Après avoir étudié au Upper Canada College de Toronto de 1862 à 1866, Thomas Joseph Workman Burgess compléta ses études médicales à la University of Toronto. Récipiendaire de la médaille d’or Starr, remise par la faculté de médecine, et de la médaille d’argent (premier rang) décernée par l’université, il obtint son diplôme en 1870, puis fut immédiatement intégré au service médical de l’Asylum for the Insane de Toronto, alors dirigé par son parrain et mentor, le réputé Joseph Workman*. En 1872, il s’engagea comme chirurgien pour la commission internationale chargée de délimiter la frontière canado-américaine entre le lac des Bois et les Rocheuses [V. Samuel Anderson*]. Les nombreux voyages qu’il fit ainsi partout au Canada lui permirent de s’intéresser à la botanique, sujet auquel il consacrerait de nombreuses publications et conférences.

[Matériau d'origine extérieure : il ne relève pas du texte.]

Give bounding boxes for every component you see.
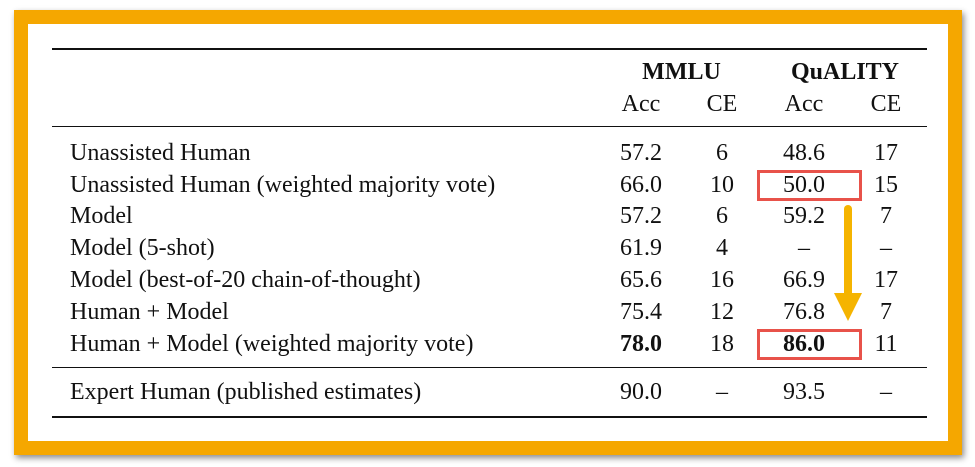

Entre 1875 et 1887, Burgess travailla à l’Asylum for the Insane de London, en Ontario, d’abord à titre de médecin assistant, puis d’assistant surintendant. Après un conflit avec le surintendant de l’établissement, Richard Maurice Bucke*, il fut muté en 1887 à l’Asylum for the Insane de Hamilton, où il exerça jusqu’en 1890 la fonction d’assistant surintendant. Au cours de son séjour à Hamilton, il en profita pour participer activement, en tant que botaniste, aux activités de la Hamilton Association, dont il fut le vice-président de 1888 à 1890. En mai 1890, il devint le premier surintendant médical de l’Hôpital protestant des aliénés à Verdun, dans la province de Québec. Au cours des 33 ans qu’il occuperait ce poste, le nombre de patients dans l’établissement passerait de 139 à 800.
Dès sa nomination, Burgess fit en sorte que les patients soient traités de la façon la plus humaine possible, comme le démontrent les rapports annuels qu’il rédigea entre 1891 et 1923. Même si la folie était selon lui une maladie somatique, Burgess doutait de l’efficacité des seuls médicaments ; c’est pourquoi il concentra ses efforts sur le traitement moral. Ainsi, il s’opposa à tous les moyens de contention à l’endroit des malades mentaux ; il mit plutôt en place un vaste programme d’occupation pour les patients (travail, activité physique et loisirs), pratique qu’il avait déjà pu observer à l’asile de London, au moment où le docteur Bucke le dirigeait. Dans son rapport annuel de 1896, Burgess écrivit que 66 % des malades avaient une occupation. Il favorisa également, à partir de 1901, l’internement des patients privés – qui payaient pour être admis à l’asile et n’étaient pas soumis aux mêmes contraintes administratives que les patients publics pour être libérés – et se prononça en faveur de sorties à l’essai pour les aliénés qui, à défaut d’être guéris, avaient vu leur état s’améliorer. De plus, il appliqua dès 1903 la « politique de la porte ouverte », soit la non-fermeture à clé des dortoirs où logeaient les patients et la possibilité, pour ceux dont l’état le permettait, de circuler librement à l’intérieur de l’asile sans surveillance. Enfin, il organisa pour eux de nombreuses sorties à l’extérieur et encouragea la population à assister aux soirées organisées à l’intérieur de l’établissement. Bien que certains malades en profitèrent parfois pour s’évader, l’expérience a montré que les fugueurs revenaient généralement d’eux-mêmes à l’asile après quelques jours.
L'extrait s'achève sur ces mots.